Rhubarb never seems to get the credit it is due. Perhaps because the season for it is quite long (yes, rhubarb is still great all through summer, not just in the spring) or that quickly after it shows up there are strawberries and other fruits trying to steal the spotlight. Rhubarb also doesn’t really help itself either, the leaves are poisonous, the stalks are so tart that they are nearly not edible when raw, and it doesnt have the showiness of a perfect juicy strawberry.
Rhubarb has always made me think of spring. My parents have an enormous rhubarb plant and it was the first sign of life in the garden and a welcome spot of colour after a long winter. The sweet and tart combination of rhubarb desserts is like nothing else out there. Making jam from it has turned out to be a great way to experience that taste any day of the year.

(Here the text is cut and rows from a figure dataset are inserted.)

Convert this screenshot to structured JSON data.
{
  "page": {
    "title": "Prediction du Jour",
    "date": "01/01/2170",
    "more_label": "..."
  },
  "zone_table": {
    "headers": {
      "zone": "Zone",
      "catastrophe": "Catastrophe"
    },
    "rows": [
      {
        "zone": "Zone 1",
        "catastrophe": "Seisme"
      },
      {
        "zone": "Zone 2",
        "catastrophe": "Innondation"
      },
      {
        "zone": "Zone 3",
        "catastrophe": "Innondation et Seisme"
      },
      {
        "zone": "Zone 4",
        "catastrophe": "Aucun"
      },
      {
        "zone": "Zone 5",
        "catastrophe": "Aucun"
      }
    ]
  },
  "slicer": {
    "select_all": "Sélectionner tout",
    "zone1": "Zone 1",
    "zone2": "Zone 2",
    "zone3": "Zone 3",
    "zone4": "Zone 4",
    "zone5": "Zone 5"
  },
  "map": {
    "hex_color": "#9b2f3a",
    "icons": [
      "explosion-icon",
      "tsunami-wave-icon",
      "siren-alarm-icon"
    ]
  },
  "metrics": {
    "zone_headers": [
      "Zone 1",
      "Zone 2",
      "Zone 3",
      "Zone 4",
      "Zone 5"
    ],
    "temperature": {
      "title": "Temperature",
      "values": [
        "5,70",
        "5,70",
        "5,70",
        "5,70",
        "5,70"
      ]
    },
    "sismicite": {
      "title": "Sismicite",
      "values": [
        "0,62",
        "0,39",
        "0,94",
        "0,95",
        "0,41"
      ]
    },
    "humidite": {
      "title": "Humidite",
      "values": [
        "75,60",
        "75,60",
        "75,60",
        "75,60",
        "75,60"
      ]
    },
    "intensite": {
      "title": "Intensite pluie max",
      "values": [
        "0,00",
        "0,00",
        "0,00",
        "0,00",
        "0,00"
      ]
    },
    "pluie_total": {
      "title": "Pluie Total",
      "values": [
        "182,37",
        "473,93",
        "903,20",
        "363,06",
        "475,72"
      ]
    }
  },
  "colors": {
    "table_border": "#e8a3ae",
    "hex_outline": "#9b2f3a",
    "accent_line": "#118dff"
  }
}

I have been waiting all winter to use my new cookbook, Mes Confitures by Christine Ferber. This book is a classic in France and Christine is a legend in jam making. She has innovative ingredient combinations and techniques that are refined and well tested. She takes a very French approach to jam making. Unfortunately the recipes in this book are not always clear. As you may have noticed from the title, the original book was written in French but there is a little bit lost in the translation. The small vagaries of the book make it a little fun though and lead to a bit more experimentation. I ended up cutting the rhubarb a bit smaller than I think she meant for but I quite like the final texture.
I should also mention that Christine doesn’t use any commercial pectin. She takes advantage of the natural pectin of the fruit she is processing and if she needs extra she will add in some green apple jelly (high in pectin) to boost the pectin levels and help the jam set. It takes a little more faith and science to ensure you get the set you are hoping for but the results are spectacular when all goes well (I must admit that I have had one jam not turn out as desired, but that was quickly solved with a shot of pectin and some reprocessing).
Rhubarb Jam – Recipe
Adapted from the recipe in Mes Confitures
1kg trimmed and washed rhubarb – I found that stalks 1-1.5cm wide had the best flavour
Juice of 1 lemon
Split the rhubarb stalks lengthwise and cut into small pieces (you don’t need to cut it as fine as I did). Put the rhubarb in a non-reactive bowl with the sugar and lemon juice and stir to combine. Cover the bowl with plastic wrap and allow to macerate overnight in the fridge. This macerating will help the pectin come out of the rhubarb and allow your jam to set nicely.
The next day, pour the rhubarb into a sieve and collect the juices in your jam pot (I just use my largest pot). Boil the collected juice and skim off any foam. Boil the syrup until it reaches 221F /105C on a candy thermometer. Add the rhubarb to the syrup and return to a boil. Skim off any foam and continue to boil on high heat for another 5 minutes (I added a few minutes) stirring. Put the jam into jars and seal.
Allow the jam to sit for a week or so in a cool place to allow the pectin to set. The longer you leave the jam, the better the flavours usually get, but don’t wait longer than a year as jam only lasts so long and this is so yummy why would you ever wait a year?!